Still sick, still testing positive for COVID. Not the best way to spend a birthday, but at least I am able to have a fairly quiet day, which I very much need.
Looking forward, a few things are becoming obvious.
Firstly, attending any mass event such as a convention is going to require accepting a very high likelihood of contracting COVID. People have given up taking precautions, we have very little reliable public data, it is hard to protect yourself if you go.
Having said that, COVID no longer seems deadly. I’ve not had any difficulty breathing. My senses of taste and smell have been unaffected.

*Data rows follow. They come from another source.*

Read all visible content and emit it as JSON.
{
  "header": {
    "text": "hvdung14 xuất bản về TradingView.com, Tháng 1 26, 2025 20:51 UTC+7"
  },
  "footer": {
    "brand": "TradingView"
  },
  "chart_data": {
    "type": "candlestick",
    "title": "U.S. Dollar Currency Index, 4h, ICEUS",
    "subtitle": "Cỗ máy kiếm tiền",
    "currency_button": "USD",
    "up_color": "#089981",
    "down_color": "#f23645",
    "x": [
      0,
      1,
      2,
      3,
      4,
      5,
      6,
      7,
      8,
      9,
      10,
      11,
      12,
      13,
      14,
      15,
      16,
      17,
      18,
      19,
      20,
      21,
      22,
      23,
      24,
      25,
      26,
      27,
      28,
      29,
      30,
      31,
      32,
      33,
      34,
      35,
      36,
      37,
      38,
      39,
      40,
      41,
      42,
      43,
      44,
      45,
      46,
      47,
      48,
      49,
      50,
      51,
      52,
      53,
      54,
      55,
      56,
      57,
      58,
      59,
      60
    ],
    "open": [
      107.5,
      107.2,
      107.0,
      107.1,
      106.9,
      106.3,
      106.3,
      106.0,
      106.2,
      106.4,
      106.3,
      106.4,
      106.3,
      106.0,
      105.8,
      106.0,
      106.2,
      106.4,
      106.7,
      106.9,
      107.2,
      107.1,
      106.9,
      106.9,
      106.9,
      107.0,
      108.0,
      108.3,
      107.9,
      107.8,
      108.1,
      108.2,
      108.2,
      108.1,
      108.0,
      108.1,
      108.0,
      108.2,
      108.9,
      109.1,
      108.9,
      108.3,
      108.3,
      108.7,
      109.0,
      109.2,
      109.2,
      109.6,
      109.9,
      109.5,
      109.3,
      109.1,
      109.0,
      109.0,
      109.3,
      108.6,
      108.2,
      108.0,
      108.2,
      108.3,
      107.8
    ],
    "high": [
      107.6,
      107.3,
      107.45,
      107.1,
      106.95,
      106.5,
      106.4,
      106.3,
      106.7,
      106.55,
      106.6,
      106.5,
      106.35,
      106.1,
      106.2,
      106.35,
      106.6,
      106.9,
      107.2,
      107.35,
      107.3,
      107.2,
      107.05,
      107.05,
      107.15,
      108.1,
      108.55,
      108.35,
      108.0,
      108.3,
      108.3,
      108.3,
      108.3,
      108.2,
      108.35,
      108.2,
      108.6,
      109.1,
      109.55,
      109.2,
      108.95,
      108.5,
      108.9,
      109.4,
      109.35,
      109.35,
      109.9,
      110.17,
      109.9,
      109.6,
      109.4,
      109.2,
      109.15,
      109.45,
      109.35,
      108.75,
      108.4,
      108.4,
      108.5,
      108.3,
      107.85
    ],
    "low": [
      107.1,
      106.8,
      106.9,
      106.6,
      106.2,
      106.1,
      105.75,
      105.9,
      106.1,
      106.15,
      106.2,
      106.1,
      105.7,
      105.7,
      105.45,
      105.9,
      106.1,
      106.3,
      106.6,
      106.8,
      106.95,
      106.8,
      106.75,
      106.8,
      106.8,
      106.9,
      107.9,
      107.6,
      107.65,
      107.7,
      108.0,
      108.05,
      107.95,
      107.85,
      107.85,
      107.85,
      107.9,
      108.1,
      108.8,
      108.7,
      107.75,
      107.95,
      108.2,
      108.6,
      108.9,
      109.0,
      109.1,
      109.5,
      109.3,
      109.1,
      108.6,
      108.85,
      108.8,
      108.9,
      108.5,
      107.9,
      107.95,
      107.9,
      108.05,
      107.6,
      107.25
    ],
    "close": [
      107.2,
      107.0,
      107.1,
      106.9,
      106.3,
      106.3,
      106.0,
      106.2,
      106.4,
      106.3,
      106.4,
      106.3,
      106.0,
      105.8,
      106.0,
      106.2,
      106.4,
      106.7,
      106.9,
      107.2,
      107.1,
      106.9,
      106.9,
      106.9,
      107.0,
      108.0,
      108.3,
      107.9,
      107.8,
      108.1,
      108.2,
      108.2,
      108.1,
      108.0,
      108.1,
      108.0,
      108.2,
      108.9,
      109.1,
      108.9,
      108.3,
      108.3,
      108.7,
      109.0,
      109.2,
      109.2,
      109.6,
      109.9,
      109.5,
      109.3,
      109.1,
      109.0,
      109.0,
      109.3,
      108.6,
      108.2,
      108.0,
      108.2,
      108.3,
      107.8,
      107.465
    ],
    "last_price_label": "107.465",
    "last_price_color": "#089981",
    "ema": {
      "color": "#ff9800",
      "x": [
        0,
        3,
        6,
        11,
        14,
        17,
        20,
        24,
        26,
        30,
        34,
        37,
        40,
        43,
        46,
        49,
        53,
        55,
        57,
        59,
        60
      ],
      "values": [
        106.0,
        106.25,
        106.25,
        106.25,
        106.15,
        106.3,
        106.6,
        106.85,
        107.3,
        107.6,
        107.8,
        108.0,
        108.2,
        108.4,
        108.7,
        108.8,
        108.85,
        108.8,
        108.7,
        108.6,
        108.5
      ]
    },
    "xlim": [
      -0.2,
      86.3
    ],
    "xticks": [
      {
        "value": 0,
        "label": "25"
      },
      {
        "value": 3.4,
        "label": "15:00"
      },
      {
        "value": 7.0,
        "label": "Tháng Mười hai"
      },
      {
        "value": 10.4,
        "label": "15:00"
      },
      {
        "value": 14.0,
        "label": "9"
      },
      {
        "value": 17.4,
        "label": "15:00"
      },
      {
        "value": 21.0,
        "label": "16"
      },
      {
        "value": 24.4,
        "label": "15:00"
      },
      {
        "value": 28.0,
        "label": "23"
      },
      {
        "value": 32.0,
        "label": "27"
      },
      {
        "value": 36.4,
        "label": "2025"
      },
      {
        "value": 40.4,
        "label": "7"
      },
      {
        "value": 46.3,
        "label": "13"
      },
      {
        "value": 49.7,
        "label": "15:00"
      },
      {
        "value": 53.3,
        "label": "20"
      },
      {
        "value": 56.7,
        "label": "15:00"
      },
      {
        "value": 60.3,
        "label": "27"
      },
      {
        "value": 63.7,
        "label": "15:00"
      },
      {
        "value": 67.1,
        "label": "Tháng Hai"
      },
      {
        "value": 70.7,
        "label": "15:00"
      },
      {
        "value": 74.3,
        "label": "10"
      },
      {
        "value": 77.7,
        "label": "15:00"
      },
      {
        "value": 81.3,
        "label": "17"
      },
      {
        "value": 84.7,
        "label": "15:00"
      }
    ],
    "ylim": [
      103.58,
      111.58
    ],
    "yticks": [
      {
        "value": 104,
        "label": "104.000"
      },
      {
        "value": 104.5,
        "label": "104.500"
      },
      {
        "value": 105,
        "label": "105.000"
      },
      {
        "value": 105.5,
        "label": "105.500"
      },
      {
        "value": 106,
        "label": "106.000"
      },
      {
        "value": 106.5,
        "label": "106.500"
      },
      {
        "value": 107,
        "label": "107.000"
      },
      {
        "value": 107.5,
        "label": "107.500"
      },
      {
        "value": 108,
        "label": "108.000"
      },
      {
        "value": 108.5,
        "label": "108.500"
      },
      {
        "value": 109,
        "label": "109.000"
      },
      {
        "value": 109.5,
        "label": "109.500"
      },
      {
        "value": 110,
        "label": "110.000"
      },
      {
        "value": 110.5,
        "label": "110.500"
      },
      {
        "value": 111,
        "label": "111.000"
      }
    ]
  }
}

Judging from the puzzle games I play regularly, I don’t seem to have suffered any congnitive impairment. Obviously things might be different if I had one of any number of high risk conditions, but I’m lucky.

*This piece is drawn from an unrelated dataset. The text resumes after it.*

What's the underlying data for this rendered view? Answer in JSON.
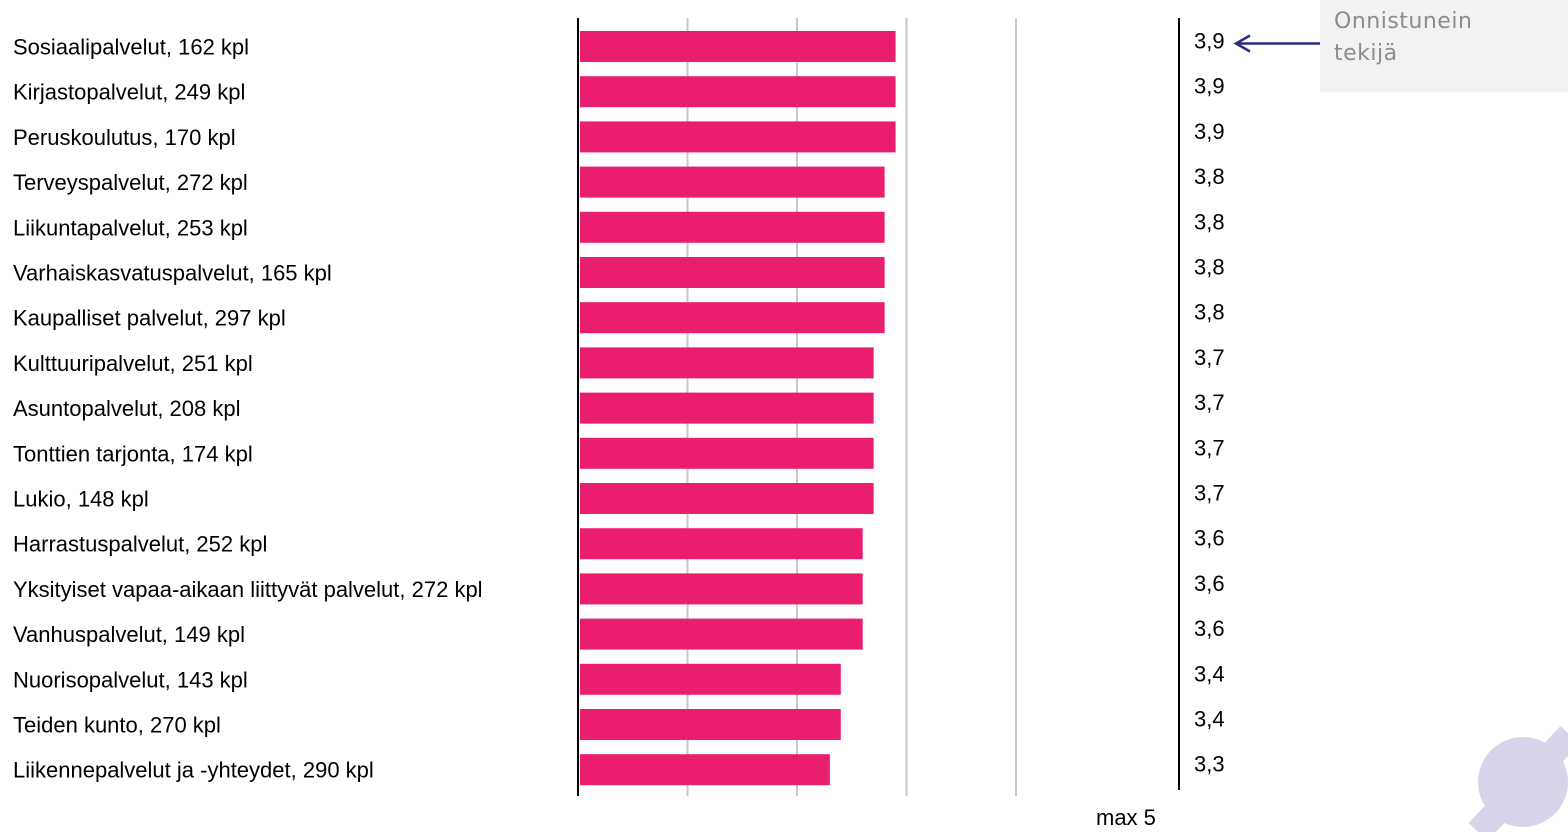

But, and this is a big but, if you are going to risk getting COVID, you have to allow for at least two weeks, possibly three, of recovery time, and that creates scheduling issues.
Clearly my plan to go to LuxCon immediately after Eastercon was a recipe for disaster. I might make it to HistFest at the end of April, but I’m not certain.
May is just the Tolkien lecture, and there’s plenty of time to recover before Eurocon. I was going to see a couple of talks at Hay at the end of the month, but I doubt that I’ll have a new car by then.
Finncon and Pemmi-Con being close together is another potential disaster. I trust the Finns to run a safe con, but I’d be travelling through Heathrow to get there and that’s likely to be an infection hot-spot.
FantasyCon and BristolCon are sufficiently far apart to both be possible. But if I have no car I can’t bring books to sell, and that reduces the attraction of going.
All of which, I guess, will be good for my carbon footprint.